Há algumas coisas que nos acostumamos a não ver. Como, por
exemplo, ao passar por um acidente de trânsito grave, muitos passam ao lado e
mesmo sabendo que tem pessoas feridas, sangrando, com falta de membros, etc.
evitando olhar. Assim como há coisas que lidamos no dia a dia sem nos dar conta
do que é ou como funciona, como os diversos chips e fios do computador, o motor
que faz subir e descer o elevador. Existem outras coisas que fazemos questão de
não conhecer e evitamos ter que lidar com elas, como os trâmites de cartório e
seus diversos documentos, assinaturas, carimbos e burocracia. Há outros
elementos que lidamos e que não conseguimos compreender com clareza e não
paramos para pensar sobre o que ele é e o que representa, como o dinheiro. O
que é o dinheiro? O que faz um papel colorido com um número 10 ter o valor de
R$10,00? Ele representa um valor de uso, um valor de troca, a força de trabalho
ou o tempo gasto para produzir um produto com valor equivalente?

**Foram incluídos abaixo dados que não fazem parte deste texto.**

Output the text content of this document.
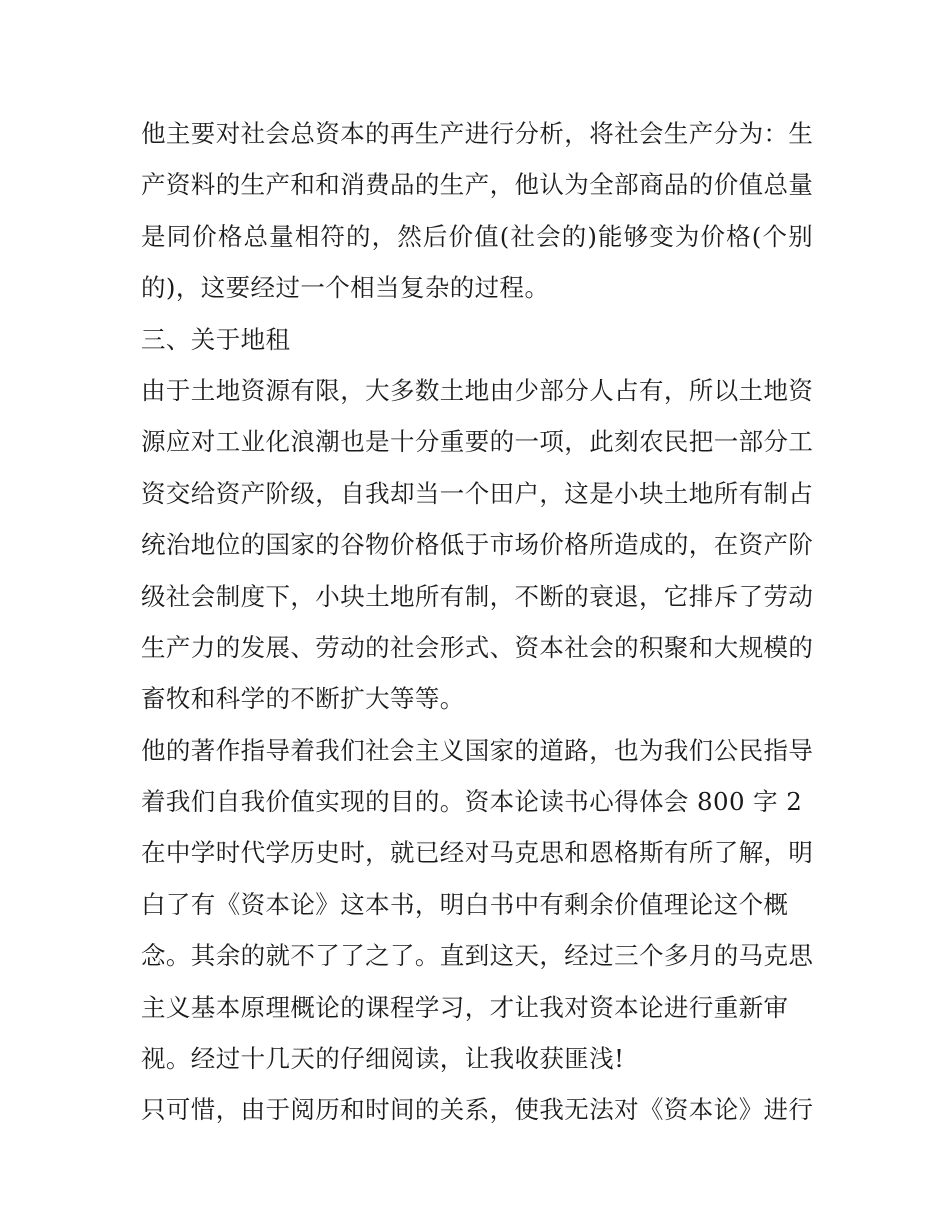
他主要对社会总资本的再生产进行分析，将社会生产分为：生
产资料的生产和和消费品的生产，他认为全部商品的价值总量
是同价格总量相符的，然后价值(社会的)能够变为价格(个别
的)，这要经过一个相当复杂的过程。
三、关于地租
由于土地资源有限，大多数土地由少部分人占有，所以土地资
源应对工业化浪潮也是十分重要的一项，此刻农民把一部分工
资交给资产阶级，自我却当一个田户，这是小块土地所有制占
统治地位的国家的谷物价格低于市场价格所造成的，在资产阶
级社会制度下，小块土地所有制，不断的衰退，它排斥了劳动
生产力的发展、劳动的社会形式、资本社会的积聚和大规模的
畜牧和科学的不断扩大等等。
他的著作指导着我们社会主义国家的道路，也为我们公民指导
着我们自我价值实现的目的。资本论读书心得体会 800 字 2
在中学时代学历史时，就已经对马克思和恩格斯有所了解，明
白了有《资本论》这本书，明白书中有剩余价值理论这个概
念。其余的就不了了之了。直到这天，经过三个多月的马克思
主义基本原理概论的课程学习，才让我对资本论进行重新审
视。经过十几天的仔细阅读，让我收获匪浅!
只可惜，由于阅历和时间的关系，使我无法对《资本论》进行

Alguns filósofos chamam este fenômeno de fetichismo,
principalmente os ligados a linha marxista, como Adorno e Horkheimer da Escola
de Frankfurt, Luckács e o próprio Marx. Um escritor inglês chamado China
Mieville levou este conceito ao extremo ao criar uma ficção policial onde duas
cidades ocupam o mesmo espaço geográfico sem interagir uma com a outra, elas
são de países diferentes. Realmente é estranho, eu sei, mas de uma criatividade
estupenda! Imagine que se você mora em uma casa na cidade X e na casa ao lado,
o que seria seu vizinho, tem a casa situada na outra cidade, Y. Vocês obedecem
a leis diferentes, têm outro governo, modos de vestir, de comportamento
distintos e até outra língua. Como não pertencem ao mesmo país não podem se
comunicar e nem ao menos se ver. Para ambos ignorar esta separação é um crime
gravíssimo e para garantir este “distanciamento” são monitorados por um poder
secreto chamado Brecha.
O livro se chama “A cidade & a cidade”, publicado pela
Boitempo Editorial, e já ganhou diversos prêmios mundo a fora pela genialidade
da obra. Além de ser um romance policial que nos prende a atenção do começo ao
fim ele nos promove um exercício de imaginação ao tentar conceber uma relação destas
entre cidades e cidadãos. Nos leva a refletir sobre as coisas que vemos e não
enxergamos, que somos acostumados a não nos envolver, a não entender e não nos
relacionar. Coisas que sabemos que estão lá, mas aprendemos a “desver”.
Imaginem o tanto de coisas que estão por aí e nem sabemos que existem?